It might surprise you to learn that the most prolific users of cloud computing are small businesses, but it shouldn’t. Over 70% of small businesses rely on the cloud for their business operations. Businesses of any size can benefit from cloud-based computing, of course, but small businesses get the most benefits for the lowest cost. You can read about the Pros And Cons Of Cloud Computing, but it’s rare that small businesses aren’t a perfect match for the migration.

Here are 6 reasons small businesses are using cloud computing:

It makes things easy.

When you can access your network from anywhere, you have limitless options. Whether you’re at your desk at work, on your laptop at home, or using your tablet on a plane you will be able to access anything on your network at any time (so long as you have internet access). This makes cloud computing perfect for the flexibility and mobility required of today’s employees.

Plus, collaboration has never been easier than with cloud computing. College campuses aren’t seen without collaborative cloud computing these days. Your company should have that same level of teamwork. It makes communication super simple, and your employees will feel empowered when they’re able to express their thoughts in such a communal way.


It keeps things in budget.

Cloud computing keeps you on a budget. Without any unforeseen costs of hardware failure, cloud computing will cost the same, month to month. When you secure your network in the cloud, you’re utilizing enterprise level hardware located in a high-security data center.

This kind of setup is 100% scalable. Because you don’t need to purchase an expensive server with extra space ‘just in case’, you will only need to pay for the storage you use. If you need 50GB this month and 1TB next month, your cost will adjust accordingly. You will never have to pay for ‘just in case’ storage ever again.


It’s seriously safe.

Seriously. The datacenters that the cloud servers reside in are temperature controlled and guarded against natural disasters. Employees use strict security systems to enter and exit the data center. Often, guards are posted at the entrances to keep out unwanted guests.

It’s very common, too, for these large data centers to have more than one location. This means that your important data is being backed up in two separate places. If the data center in, say, California dropped off into the ocean, you’d still have your data at the other data center located in the midwest. Of course, these centers are dotted all across the country (and the world). The largest belong to Google and Amazon, but privately owned data centers exist everywhere, as well.


It’s always online.

We’ve discussed that data centers typically have more than one location. This means that there is a 99.99% chance of uptime. Basically, your data and applications will never be unavailable to you (as long as your local internet is working, of course).

In addition, the centers are kept in top-notch condition. They have their own team of technical support staff to make sure that the servers are running smoothly. Often, these data centers will replace hardware every 3-5 years, just to make sure that your data is always secure and available.

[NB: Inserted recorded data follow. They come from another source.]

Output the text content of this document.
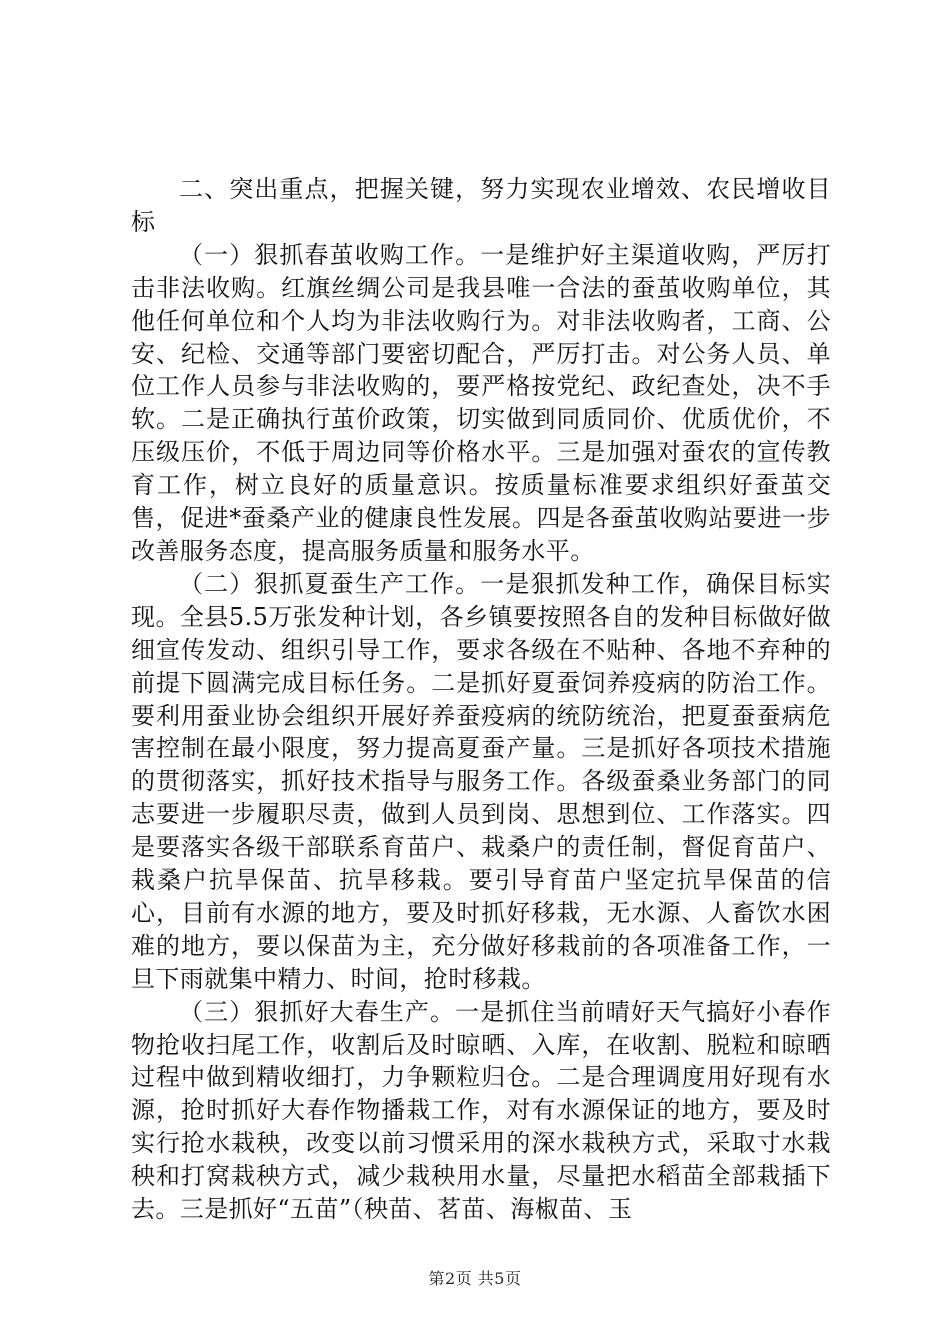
二、突出重点，把握关键，努力实现农业增效、农民增收目标

（一）狠抓春茧收购工作。一是维护好主渠道收购，严厉打击非法收购。红旗丝绸公司是我县唯一合法的蚕茧收购单位，其他任何单位和个人均为非法收购行为。对非法收购者，工商、公安、纪检、交通等部门要密切配合，严厉打击。对公务人员、单位工作人员参与非法收购的，要严格按党纪、政纪查处，决不手软。二是正确执行茧价政策，切实做到同质同价、优质优价，不压级压价，不低于周边同等价格水平。三是加强对蚕农的宣传教育工作，树立良好的质量意识。按质量标准要求组织好蚕茧交售，促进*蚕桑产业的健康良性发展。四是各蚕茧收购站要进一步改善服务态度，提高服务质量和服务水平。

（二）狠抓夏蚕生产工作。一是狠抓发种工作，确保目标实现。全县5.5万张发种计划，各乡镇要按照各自的发种目标做好做细宣传发动、组织引导工作，要求各级在不贴种、各地不弃种的前提下圆满完成目标任务。二是抓好夏蚕饲养疫病的防治工作。要利用蚕业协会组织开展好养蚕疫病的统防统治，把夏蚕蚕病危害控制在最小限度，努力提高夏蚕产量。三是抓好各项技术措施的贯彻落实，抓好技术指导与服务工作。各级蚕桑业务部门的同志要进一步履职尽责，做到人员到岗、思想到位、工作落实。四是要落实各级干部联系育苗户、栽桑户的责任制，督促育苗户、栽桑户抗旱保苗、抗旱移栽。要引导育苗户坚定抗旱保苗的信心，目前有水源的地方，要及时抓好移栽，无水源、人畜饮水困难的地方，要以保苗为主，充分做好移栽前的各项准备工作，一旦下雨就集中精力、时间，抢时移栽。

（三）狠抓好大春生产。一是抓住当前晴好天气搞好小春作物抢收扫尾工作，收割后及时晾晒、入库，在收割、脱粒和晾晒过程中做到精收细打，力争颗粒归仓。二是合理调度用好现有水源，抢时抓好大春作物播栽工作，对有水源保证的地方，要及时实行抢水栽秧，改变以前习惯采用的深水栽秧方式，采取寸水栽秧和打窝栽秧方式，减少栽秧用水量，尽量把水稻苗全部栽插下去。三是抓好“五苗”（秧苗、茗苗、海椒苗、玉

第2页 共5页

It has the potential for anything.

It’s unlikely that you’ve never encountered a web-based (cloud-based) application. Netflix, Spotify, and Amazon - just to name a few.  The potential for applications and uses is positively endless in the cloud. It’s also great for standardization. It’s already happening with ePHI (electronic protected health information), and it’s extremely useful for the small business world. If all of your applications could be viewed and accessed the same way, your work-life would be much easier and productive.


It’s customizable.

If the idea of keeping your data safe in the cloud appeals to you, but you want (or are required to have) a backup device in your place of business for peace of mind, that works just as well. This is called a hybrid solution. It is adaptive and can be molded to fit your needs. It provides the possibility of virtualization as well.

Virtualization is useful in times when your office or network is unavailable for any reason. If your office floods, for example, and all of your computers are soaked through, a backup device can spin up your network for you - so you can continue to run your business without an issue. This is typically a temporary solution while you fix or replace your hardware.


Does the cloud sound like a solution you’d like to explore for your business? You can answer this questionnaire to find out your business’ cloud readiness. It’s very important to note that a transition into the cloud is not a D.I.Y. process. It requires a lot of behind-the-scenes work in order for it to function as smoothly as you’d like it. Therefore, we suggest partnering with a managed service provider to make this transition. It typically takes about two-three weeks, depending on the amount of data you need to be transferred to the data center.